I stared at the shrimps’ little black eyeballs on their stalks.
“Watch. They’ll be fighting over who gets to hook up with that Aryan douchebag,” said Low, as he and I walked away.
When push came to shove, the yacht kids were just too WASP for him. He was a jewel of Kazakh youth, he liked to say—studied history so he could boast about Mongolian hordes. He’d mailed a cheek swab to some genetic-testing service, and the results suggested he was Genghis Khan’s nephew.
Some generations removed. But basically, yeah, he said.
Jack and I went down the beach so he could look for periwinkles (rough, northern yellow, and European, he informed me). He was a bit afraid of the waves, so he didn’t wade in the surf the way I did. Instead he sat by a tide pool for hours, searching for fish and other small creatures. He carefully replaced each rock he moved, worried that he might hurt a crab.

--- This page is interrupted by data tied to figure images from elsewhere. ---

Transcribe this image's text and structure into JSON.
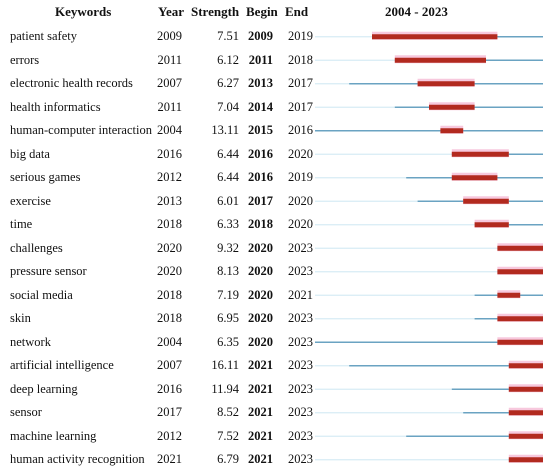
{
  "headers": {
    "keywords": "Keywords",
    "year": "Year",
    "strength": "Strength",
    "begin": "Begin",
    "end": "End",
    "range": "2004 - 2023"
  },
  "colors": {
    "baseline": "#6aa3c2",
    "burst": "#b22a1f",
    "highlight": "#f4b6d2"
  },
  "chart_data": {
    "type": "table",
    "timeline_start": 2004,
    "timeline_end": 2023,
    "rows": [
      {
        "keyword": "patient safety",
        "year": "2009",
        "strength": "7.51",
        "begin": "2009",
        "end": "2019",
        "y": 2009,
        "b": 2009,
        "e": 2019
      },
      {
        "keyword": "errors",
        "year": "2011",
        "strength": "6.12",
        "begin": "2011",
        "end": "2018",
        "y": 2011,
        "b": 2011,
        "e": 2018
      },
      {
        "keyword": "electronic health records",
        "year": "2007",
        "strength": "6.27",
        "begin": "2013",
        "end": "2017",
        "y": 2007,
        "b": 2013,
        "e": 2017
      },
      {
        "keyword": "health informatics",
        "year": "2011",
        "strength": "7.04",
        "begin": "2014",
        "end": "2017",
        "y": 2011,
        "b": 2014,
        "e": 2017
      },
      {
        "keyword": "human-computer interaction",
        "year": "2004",
        "strength": "13.11",
        "begin": "2015",
        "end": "2016",
        "y": 2004,
        "b": 2015,
        "e": 2016
      },
      {
        "keyword": "big data",
        "year": "2016",
        "strength": "6.44",
        "begin": "2016",
        "end": "2020",
        "y": 2016,
        "b": 2016,
        "e": 2020
      },
      {
        "keyword": "serious games",
        "year": "2012",
        "strength": "6.44",
        "begin": "2016",
        "end": "2019",
        "y": 2012,
        "b": 2016,
        "e": 2019
      },
      {
        "keyword": "exercise",
        "year": "2013",
        "strength": "6.01",
        "begin": "2017",
        "end": "2020",
        "y": 2013,
        "b": 2017,
        "e": 2020
      },
      {
        "keyword": "time",
        "year": "2018",
        "strength": "6.33",
        "begin": "2018",
        "end": "2020",
        "y": 2018,
        "b": 2018,
        "e": 2020
      },
      {
        "keyword": "challenges",
        "year": "2020",
        "strength": "9.32",
        "begin": "2020",
        "end": "2023",
        "y": 2020,
        "b": 2020,
        "e": 2023
      },
      {
        "keyword": "pressure sensor",
        "year": "2020",
        "strength": "8.13",
        "begin": "2020",
        "end": "2023",
        "y": 2020,
        "b": 2020,
        "e": 2023
      },
      {
        "keyword": "social media",
        "year": "2018",
        "strength": "7.19",
        "begin": "2020",
        "end": "2021",
        "y": 2018,
        "b": 2020,
        "e": 2021
      },
      {
        "keyword": "skin",
        "year": "2018",
        "strength": "6.95",
        "begin": "2020",
        "end": "2023",
        "y": 2018,
        "b": 2020,
        "e": 2023
      },
      {
        "keyword": "network",
        "year": "2004",
        "strength": "6.35",
        "begin": "2020",
        "end": "2023",
        "y": 2004,
        "b": 2020,
        "e": 2023
      },
      {
        "keyword": "artificial intelligence",
        "year": "2007",
        "strength": "16.11",
        "begin": "2021",
        "end": "2023",
        "y": 2007,
        "b": 2021,
        "e": 2023
      },
      {
        "keyword": "deep learning",
        "year": "2016",
        "strength": "11.94",
        "begin": "2021",
        "end": "2023",
        "y": 2016,
        "b": 2021,
        "e": 2023
      },
      {
        "keyword": "sensor",
        "year": "2017",
        "strength": "8.52",
        "begin": "2021",
        "end": "2023",
        "y": 2017,
        "b": 2021,
        "e": 2023
      },
      {
        "keyword": "machine learning",
        "year": "2012",
        "strength": "7.52",
        "begin": "2021",
        "end": "2023",
        "y": 2012,
        "b": 2021,
        "e": 2023
      },
      {
        "keyword": "human activity recognition",
        "year": "2021",
        "strength": "6.79",
        "begin": "2021",
        "end": "2023",
        "y": 2021,
        "b": 2021,
        "e": 2023
      }
    ]
  }
}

Me, I sat and gazed at the breakers and sky. That was my preferred activity at the seaside. I tried to disappear into the stretches of water and air. I pushed my attention higher and higher, through the atmosphere, till I could almost imagine I saw the earth. As the astronauts had when they went to the moon.
If you could be nothing, you could also be everything. Once my molecules had dispersed, I would be here forever. Free.
Part of the timeless. The sky and the ocean would also be me.
Molecules never die, I thought.
Hadn’t they told us that in chemistry? Hadn’t they said a molecule of Julius Caesar’s dying breath was, statistically speaking, in every breath we took? Same with Lincoln. Or our grandparents.
Molecules exchanging and mingling, on and on. Particles that had once been others and now moved through us.
“Evie!” said Jack. “Look! I found a sand dollar!”
That was the sad thing about my molecules: they wouldn’t remember him.